On the morning of the 23rd we struck our camp a few miles north of the Nek, and advanced to find out whether the enemy were in position here or not. We started before daylight. The night had been intensely cold and very wet. On the high mountains snow had fallen. The sky was heavily clouded, and about sunrise-time dense masses of mist rose and clung about the hills, sometimes closing in the view at fifty yards and then drifting off and leaving it clear again. Our scouts advanced steadily, reconnoitring hill after hill and ridge after ridge, but still there was no sound of firing, and we began to think that the enemy had abandoned the place altogether. This preliminary scouting work, poking about in the hills with a handful of men to find the enemy, always reminds me of tufting for deer in the Exmoor woods before the pack is laid on.

Then there came a few shots from our extreme right, from the hills on the right of the valley's nose, sounding very muffled and dull in the mist, and we, out on the left, advanced with the more caution. It was my chance to come upon the enemy first on this side, and as it will give you a fair notion of the usual risks of scouting, I will tell you how it happened!

I was out with my tufters on the left front, and we were drawing with all possible care the hills on that side. In front of us was a tall peak, and I sent a few men to work round it on the left while I went round the right. This hill really overlooked the Boer position. My left flankers got round and rejoined me in front. Either they must have been concealed from the Boers by the mist or have been mistaken for a party of Boers themselves, for they had passed within a few hundred yards of the edge where the enemy lay and were not fired at.
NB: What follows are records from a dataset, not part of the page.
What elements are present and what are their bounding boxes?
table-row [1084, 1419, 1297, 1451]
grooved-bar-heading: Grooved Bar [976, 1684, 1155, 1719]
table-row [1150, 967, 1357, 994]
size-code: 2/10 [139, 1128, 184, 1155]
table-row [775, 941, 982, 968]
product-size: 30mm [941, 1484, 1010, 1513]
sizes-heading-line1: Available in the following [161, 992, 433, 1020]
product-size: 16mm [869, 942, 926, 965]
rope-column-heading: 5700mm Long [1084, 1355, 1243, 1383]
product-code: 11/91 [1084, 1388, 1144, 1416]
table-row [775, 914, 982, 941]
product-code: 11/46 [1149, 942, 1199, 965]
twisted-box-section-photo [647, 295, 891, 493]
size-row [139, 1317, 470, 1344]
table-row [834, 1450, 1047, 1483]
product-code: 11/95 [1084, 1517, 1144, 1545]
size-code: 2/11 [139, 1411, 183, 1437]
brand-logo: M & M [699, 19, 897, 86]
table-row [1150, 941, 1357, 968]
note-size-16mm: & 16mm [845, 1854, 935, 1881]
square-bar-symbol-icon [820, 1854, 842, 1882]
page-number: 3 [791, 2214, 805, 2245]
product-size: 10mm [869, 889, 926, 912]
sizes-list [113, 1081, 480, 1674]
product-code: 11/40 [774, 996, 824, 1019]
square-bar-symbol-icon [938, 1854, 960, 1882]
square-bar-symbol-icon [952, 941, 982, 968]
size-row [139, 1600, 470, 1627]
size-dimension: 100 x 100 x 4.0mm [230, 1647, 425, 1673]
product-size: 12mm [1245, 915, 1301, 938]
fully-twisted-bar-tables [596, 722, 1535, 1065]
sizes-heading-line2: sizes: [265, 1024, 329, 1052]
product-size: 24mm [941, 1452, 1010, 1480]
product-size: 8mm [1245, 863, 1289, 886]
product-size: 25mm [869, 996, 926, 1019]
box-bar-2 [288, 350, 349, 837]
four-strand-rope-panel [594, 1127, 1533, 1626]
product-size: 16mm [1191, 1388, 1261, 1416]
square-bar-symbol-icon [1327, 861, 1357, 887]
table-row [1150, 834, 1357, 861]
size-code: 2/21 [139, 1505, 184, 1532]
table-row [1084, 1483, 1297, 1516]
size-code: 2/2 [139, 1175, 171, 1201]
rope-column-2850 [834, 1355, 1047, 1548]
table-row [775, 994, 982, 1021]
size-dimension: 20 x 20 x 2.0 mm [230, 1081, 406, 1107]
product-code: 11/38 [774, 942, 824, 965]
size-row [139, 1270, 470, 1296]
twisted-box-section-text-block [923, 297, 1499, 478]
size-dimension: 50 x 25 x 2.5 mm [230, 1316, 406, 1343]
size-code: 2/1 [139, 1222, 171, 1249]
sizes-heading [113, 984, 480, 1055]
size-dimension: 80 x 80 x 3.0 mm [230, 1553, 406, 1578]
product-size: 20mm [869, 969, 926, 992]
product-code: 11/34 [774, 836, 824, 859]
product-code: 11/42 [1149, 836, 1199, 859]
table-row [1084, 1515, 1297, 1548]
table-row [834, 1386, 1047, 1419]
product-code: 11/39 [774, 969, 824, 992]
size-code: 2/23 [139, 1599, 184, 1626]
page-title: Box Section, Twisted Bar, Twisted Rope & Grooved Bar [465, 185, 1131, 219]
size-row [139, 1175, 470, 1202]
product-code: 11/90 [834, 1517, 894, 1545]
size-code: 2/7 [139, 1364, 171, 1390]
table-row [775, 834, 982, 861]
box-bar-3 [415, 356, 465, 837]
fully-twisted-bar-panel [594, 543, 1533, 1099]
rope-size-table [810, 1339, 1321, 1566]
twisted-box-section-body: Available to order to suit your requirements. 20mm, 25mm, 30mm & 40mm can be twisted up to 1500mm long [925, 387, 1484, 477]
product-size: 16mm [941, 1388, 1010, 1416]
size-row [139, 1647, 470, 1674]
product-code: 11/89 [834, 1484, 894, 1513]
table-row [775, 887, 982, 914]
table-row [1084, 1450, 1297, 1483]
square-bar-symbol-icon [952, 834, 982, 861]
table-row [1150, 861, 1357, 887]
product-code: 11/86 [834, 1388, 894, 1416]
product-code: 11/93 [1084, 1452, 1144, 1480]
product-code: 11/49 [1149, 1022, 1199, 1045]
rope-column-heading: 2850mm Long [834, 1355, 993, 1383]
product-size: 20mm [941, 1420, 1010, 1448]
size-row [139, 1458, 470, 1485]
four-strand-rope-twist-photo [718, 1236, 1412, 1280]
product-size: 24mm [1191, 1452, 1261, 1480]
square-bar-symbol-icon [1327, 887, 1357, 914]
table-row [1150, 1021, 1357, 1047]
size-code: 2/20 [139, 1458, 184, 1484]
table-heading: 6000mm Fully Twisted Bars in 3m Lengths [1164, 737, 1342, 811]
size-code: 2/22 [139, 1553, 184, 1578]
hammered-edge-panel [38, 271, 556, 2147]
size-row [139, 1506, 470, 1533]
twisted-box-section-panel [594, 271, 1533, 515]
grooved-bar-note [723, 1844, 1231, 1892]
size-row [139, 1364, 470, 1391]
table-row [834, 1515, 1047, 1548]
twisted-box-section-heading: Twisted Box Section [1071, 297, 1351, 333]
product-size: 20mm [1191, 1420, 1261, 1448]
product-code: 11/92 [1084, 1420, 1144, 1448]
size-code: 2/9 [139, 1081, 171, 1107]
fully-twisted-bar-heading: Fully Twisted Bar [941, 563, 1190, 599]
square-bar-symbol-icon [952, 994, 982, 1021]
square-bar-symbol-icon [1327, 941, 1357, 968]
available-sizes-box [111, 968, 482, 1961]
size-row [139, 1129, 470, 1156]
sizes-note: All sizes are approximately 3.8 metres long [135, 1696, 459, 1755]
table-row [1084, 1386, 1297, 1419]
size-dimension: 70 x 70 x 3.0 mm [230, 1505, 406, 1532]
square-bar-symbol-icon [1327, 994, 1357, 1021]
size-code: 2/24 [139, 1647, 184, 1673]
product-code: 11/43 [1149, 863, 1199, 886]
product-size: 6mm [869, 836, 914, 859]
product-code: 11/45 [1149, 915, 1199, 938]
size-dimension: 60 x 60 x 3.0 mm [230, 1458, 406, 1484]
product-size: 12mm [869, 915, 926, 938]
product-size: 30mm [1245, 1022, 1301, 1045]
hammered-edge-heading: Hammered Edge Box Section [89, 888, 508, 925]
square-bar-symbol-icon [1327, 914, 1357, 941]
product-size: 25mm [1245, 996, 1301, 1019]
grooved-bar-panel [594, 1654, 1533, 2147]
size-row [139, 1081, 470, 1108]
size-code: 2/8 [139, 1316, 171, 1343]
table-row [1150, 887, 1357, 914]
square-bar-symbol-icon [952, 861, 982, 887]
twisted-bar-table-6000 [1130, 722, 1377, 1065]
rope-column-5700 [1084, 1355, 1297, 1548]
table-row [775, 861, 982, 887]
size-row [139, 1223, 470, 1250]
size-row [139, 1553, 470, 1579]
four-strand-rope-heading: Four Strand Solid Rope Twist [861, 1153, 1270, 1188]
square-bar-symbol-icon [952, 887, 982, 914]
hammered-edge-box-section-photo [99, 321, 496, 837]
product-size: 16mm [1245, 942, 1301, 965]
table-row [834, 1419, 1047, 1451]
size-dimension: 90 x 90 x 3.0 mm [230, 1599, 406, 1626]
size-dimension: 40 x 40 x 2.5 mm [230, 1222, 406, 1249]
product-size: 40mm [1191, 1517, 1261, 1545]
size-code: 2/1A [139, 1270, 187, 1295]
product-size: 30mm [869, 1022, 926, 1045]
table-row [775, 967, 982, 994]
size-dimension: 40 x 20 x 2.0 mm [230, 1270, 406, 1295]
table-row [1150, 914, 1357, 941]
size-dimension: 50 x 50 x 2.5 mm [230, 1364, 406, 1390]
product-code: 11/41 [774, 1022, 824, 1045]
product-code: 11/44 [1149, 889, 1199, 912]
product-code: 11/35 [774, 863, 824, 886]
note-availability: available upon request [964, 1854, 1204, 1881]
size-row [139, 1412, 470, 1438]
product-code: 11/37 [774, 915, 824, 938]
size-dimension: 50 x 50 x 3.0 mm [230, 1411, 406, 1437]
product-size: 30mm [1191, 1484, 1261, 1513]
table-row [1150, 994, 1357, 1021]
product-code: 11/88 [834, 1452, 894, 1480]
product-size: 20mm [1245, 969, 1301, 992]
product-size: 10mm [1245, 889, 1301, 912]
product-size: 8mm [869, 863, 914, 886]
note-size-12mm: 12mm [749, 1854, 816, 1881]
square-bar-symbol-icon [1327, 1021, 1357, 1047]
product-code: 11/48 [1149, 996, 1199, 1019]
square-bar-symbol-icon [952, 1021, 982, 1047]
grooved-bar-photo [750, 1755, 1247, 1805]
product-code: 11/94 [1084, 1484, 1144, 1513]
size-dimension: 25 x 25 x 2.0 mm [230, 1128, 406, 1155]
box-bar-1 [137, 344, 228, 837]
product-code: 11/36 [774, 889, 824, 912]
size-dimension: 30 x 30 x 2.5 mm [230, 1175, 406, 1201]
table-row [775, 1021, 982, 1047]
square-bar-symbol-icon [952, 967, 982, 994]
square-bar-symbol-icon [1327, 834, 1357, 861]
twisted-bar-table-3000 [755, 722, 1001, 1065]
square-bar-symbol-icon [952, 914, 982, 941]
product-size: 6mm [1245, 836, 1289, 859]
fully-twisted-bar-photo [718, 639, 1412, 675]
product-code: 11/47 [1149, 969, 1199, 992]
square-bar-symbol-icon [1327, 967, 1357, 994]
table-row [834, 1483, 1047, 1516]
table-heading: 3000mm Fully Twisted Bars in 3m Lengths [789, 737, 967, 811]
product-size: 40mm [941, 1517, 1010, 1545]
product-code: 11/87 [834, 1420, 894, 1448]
Damant, our captain, coolest and bravest of officers, now joined me, and with two or three men we pushed cautiously on towards some loose rocks, which, from the top of the rise, seemed to command a view of the valley beneath. We had advanced to within eighty yards of the rocks, in open order, when we thought we heard voices talking, and immediately afterwards some one said loudly in Dutch, "Who rides there?" And then another voice more to the right exclaimed, "Here they are!" At the same instant one caught a motion as of heads and shoulders cuddling down and adjusting themselves in a disagreeable way. There they were and no mistake, all tucked in among the rocks like wood-lice.

Our position then was a curious one, for we had actually walked quite in the open up to within speaking distance of the main Boer position, a position that was to defy our army for a day and a half.